MALANG, KOMPAS.com - Sejumlah sivitas akademika Universitas Negeri Malang (UM) mengikuti aksi seruan untuk menjaga cita-cita proklamasi dan reformasi yang ditujukan kepada Presiden Joko Widodo.
Aksi seruan itu berlangsung di depan rektorat kampus UM pada Senin (5/2/2024).
Perwakilan sivitas akademika UM, Prof Dr Hari Wahyono mengatakan, kegiatan tersebut telah mendapat restu dari rektor. Namun, rektor UM tidak ikut dengan alasan karena sedang ada kegiatan lain bersama pejabat UM lainnya di Kota Batu.
"Para pejabat kita sedang acara di Batu, tapi sudah mendapatkan restu dari rektor. Pak rektor enggak ada karena ada kegiatan di Batu," kata Hari Wahyono saat diwawancarai.

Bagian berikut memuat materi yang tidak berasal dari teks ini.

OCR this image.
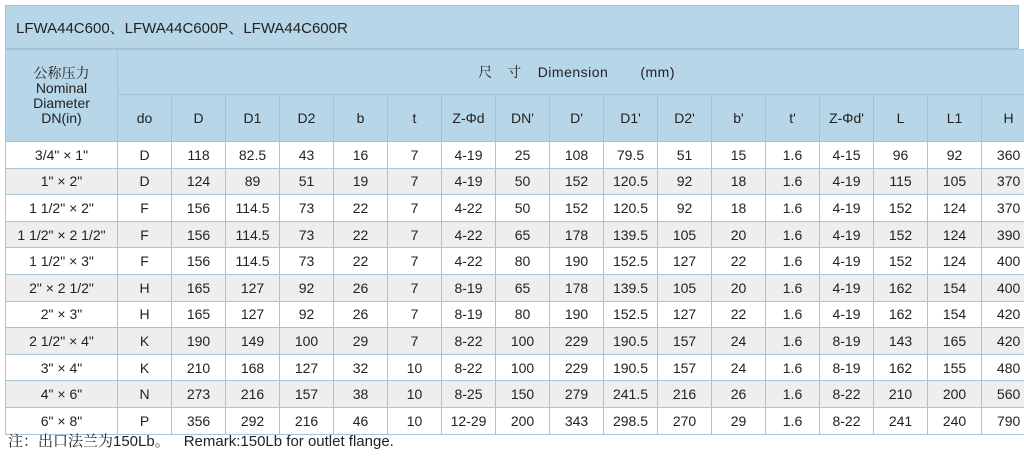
LFWA44C600、LFWA44C600P、LFWA44C600R
公称压力
Nominal
Diameter
DN(in)	尺　寸 Dimension (mm)																
	do	D	D1	D2	b	t	Z-Φd	DN'	D'	D1'	D2'	b'	t'	Z-Φd'	L	L1	H
3/4" × 1"	D	118	82.5	43	16	7	4-19	25	108	79.5	51	15	1.6	4-15	96	92	360
1" × 2"	D	124	89	51	19	7	4-19	50	152	120.5	92	18	1.6	4-19	115	105	370
1 1/2" × 2"	F	156	114.5	73	22	7	4-22	50	152	120.5	92	18	1.6	4-19	152	124	370
1 1/2" × 2 1/2"	F	156	114.5	73	22	7	4-22	65	178	139.5	105	20	1.6	4-19	152	124	390
1 1/2" × 3"	F	156	114.5	73	22	7	4-22	80	190	152.5	127	22	1.6	4-19	152	124	400
2" × 2 1/2"	H	165	127	92	26	7	8-19	65	178	139.5	105	20	1.6	4-19	162	154	400
2" × 3"	H	165	127	92	26	7	8-19	80	190	152.5	127	22	1.6	4-19	162	154	420
2 1/2" × 4"	K	190	149	100	29	7	8-22	100	229	190.5	157	24	1.6	8-19	143	165	420
3" × 4"	K	210	168	127	32	10	8-22	100	229	190.5	157	24	1.6	8-19	162	155	480
4" × 6"	N	273	216	157	38	10	8-25	150	279	241.5	216	26	1.6	8-22	210	200	560
6" × 8"	P	356	292	216	46	10	12-29	200	343	298.5	270	29	1.6	8-22	241	240	790
注：出口法兰为150Lb。 Remark:150Lb for outlet flange.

Baca juga: Sivitas Akademika UAD Kritik Pemerintah, Banyak Pengingkaran Akhlak, Etika, dan Sikap Kenegarawanan
Terkait seruan itu, pihaknya tidak hanya bermaksud ikut-ikutan dengan perguruan tinggi lainnya yang sudah melakukan hal yang sama. Tetapi, hal itu juga sebagai bentuk kepedulian terhadap kondisi bangsa dan negara saat ini.

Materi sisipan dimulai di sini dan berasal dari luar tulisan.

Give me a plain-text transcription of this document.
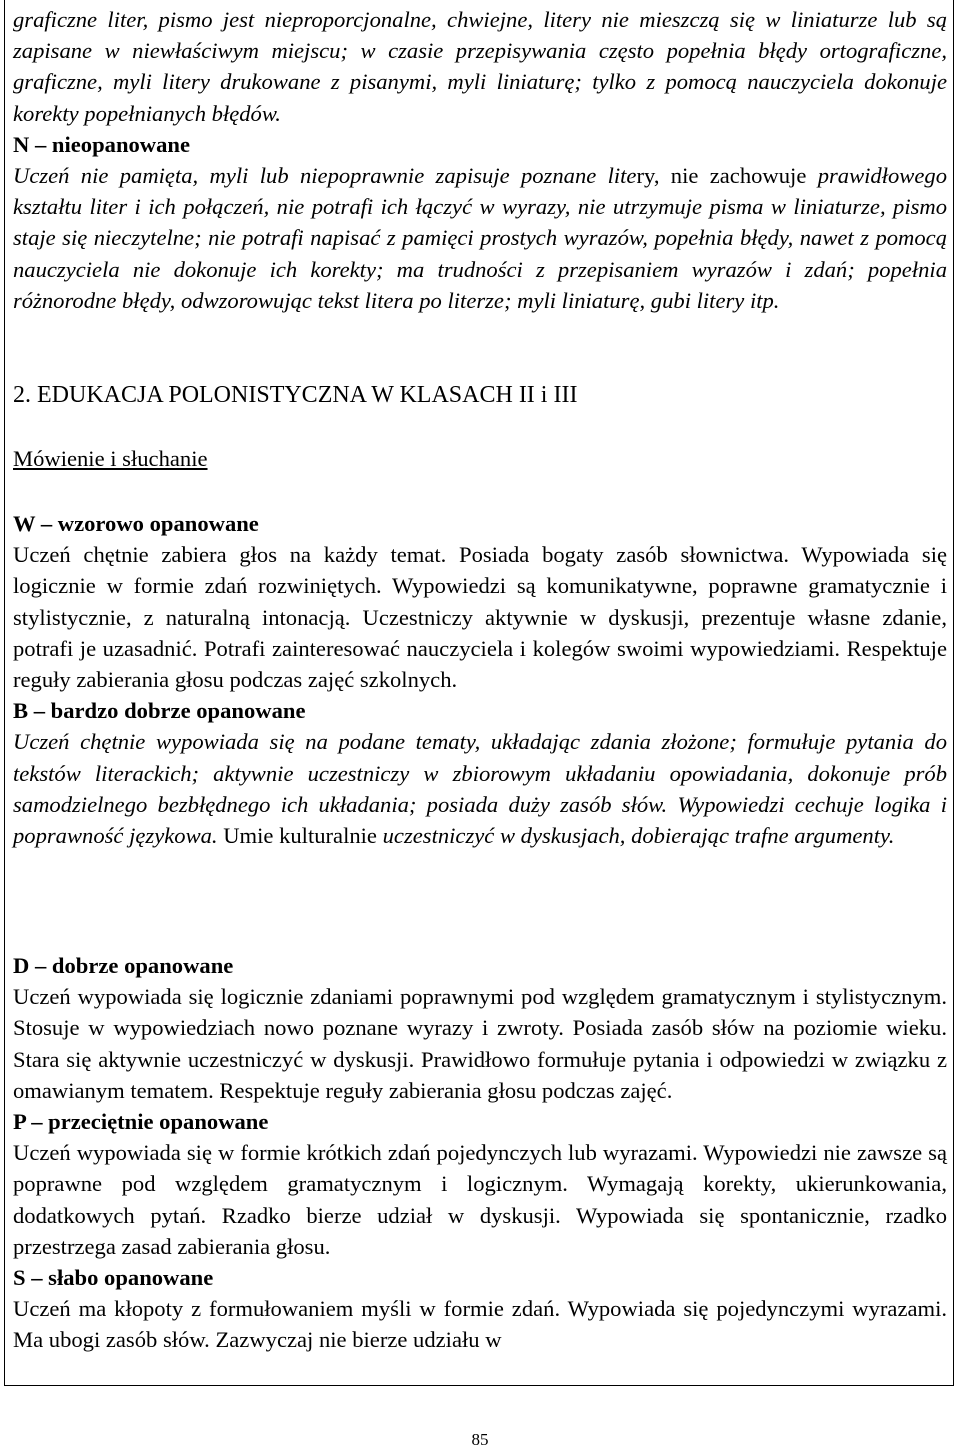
graficzne liter, pismo jest nieproporcjonalne, chwiejne, litery nie mieszczą się w liniaturze lub są zapisane w niewłaściwym miejscu; w czasie przepisywania często popełnia błędy ortograficzne, graficzne, myli litery drukowane z pisanymi, myli liniaturę; tylko z pomocą nauczyciela dokonuje korekty popełnianych błędów.

N – nieopanowane

Uczeń nie pamięta, myli lub niepoprawnie zapisuje poznane litery, nie zachowuje prawidłowego kształtu liter i ich połączeń, nie potrafi ich łączyć w wyrazy, nie utrzymuje pisma w liniaturze, pismo staje się nieczytelne; nie potrafi napisać z pamięci prostych wyrazów, popełnia błędy, nawet z pomocą nauczyciela nie dokonuje ich korekty; ma trudności z przepisaniem wyrazów i zdań; popełnia różnorodne błędy, odwzorowując tekst litera po literze; myli liniaturę, gubi litery itp.

2. EDUKACJA POLONISTYCZNA W KLASACH II i III

Mówienie i słuchanie

W – wzorowo opanowane

Uczeń chętnie zabiera głos na każdy temat. Posiada bogaty zasób słownictwa. Wypowiada się logicznie w formie zdań rozwiniętych. Wypowiedzi są komunikatywne, poprawne gramatycznie i stylistycznie, z naturalną intonacją. Uczestniczy aktywnie w dyskusji, prezentuje własne zdanie, potrafi je uzasadnić. Potrafi zainteresować nauczyciela i kolegów swoimi wypowiedziami. Respektuje reguły zabierania głosu podczas zajęć szkolnych.

B – bardzo dobrze opanowane

Uczeń chętnie wypowiada się na podane tematy, układając zdania złożone; formułuje pytania do tekstów literackich; aktywnie uczestniczy w zbiorowym układaniu opowiadania, dokonuje prób samodzielnego bezbłędnego ich układania; posiada duży zasób słów. Wypowiedzi cechuje logika i poprawność językowa. Umie kulturalnie uczestniczyć w dyskusjach, dobierając trafne argumenty.

D – dobrze opanowane

Uczeń wypowiada się logicznie zdaniami poprawnymi pod względem gramatycznym i stylistycznym. Stosuje w wypowiedziach nowo poznane wyrazy i zwroty. Posiada zasób słów na poziomie wieku. Stara się aktywnie uczestniczyć w dyskusji. Prawidłowo formułuje pytania i odpowiedzi w związku z omawianym tematem. Respektuje reguły zabierania głosu podczas zajęć.

P – przeciętnie opanowane

Uczeń wypowiada się w formie krótkich zdań pojedynczych lub wyrazami. Wypowiedzi nie zawsze są poprawne pod względem gramatycznym i logicznym. Wymagają korekty, ukierunkowania, dodatkowych pytań. Rzadko bierze udział w dyskusji. Wypowiada się spontanicznie, rzadko przestrzega zasad zabierania głosu.

S – słabo opanowane

Uczeń ma kłopoty z formułowaniem myśli w formie zdań. Wypowiada się pojedynczymi wyrazami. Ma ubogi zasób słów. Zazwyczaj nie bierze udziału w

85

"Kita sebenarnya tidak hanya sekedar ikut-ikutan, tetapi bentuk dari kepedulian kita terhadap kondisi Indonesia yang saat ini sedang, mungkin tidak baik-baik saja. Saya rasa teman-teman semua sudah tahu di media sosial, maupun di media massa," katanya.
Baca juga: Sivitas Akademika UIN Yogyakarta Sampaikan Seruan Moral Kalijaga, Desak Presiden Jadi Teladan Etik
Dia menyampaikan bahwa akademisi perguruan tinggi saat ini melihat adanya situasi negara yang sedang tidak baik-baik saja. Sehingga, kegiatan tersebut juga ditegaskan tidak bermaksud memihak kepada salah satu pasangan capres atau cawapres tertentu.
"Selama ini kita di akademisi hanya melihat situasi saja, yang memang sepertinya tidak baik-baik saja, tetapi kita tidak memihak kepada salah satu paslon, ini murni seruan untuk perbaikan jalannya reformasi kita," katanya.
Menurut Hari Wahyono, kegelisahan masyarakat saat ini makin meluas yang membuat situasi berbangsa dan bernegara terasa sedang tidak baik-baik saja. Kemudian, suasana kurang kondusif menjelang Pemilu 2024 dilandasi perasaan mendapatkan perlakuan tidak adil oleh sebagian besar masyarakat.
"Dan, menyaksikan perilaku menabrak etika dan kepatutan, praktik penyalahgunaan kekuasaan, kolusi, korupsi, dan nepotisme serta oligarki yang berkelindan dalam kekuasaan," katanya.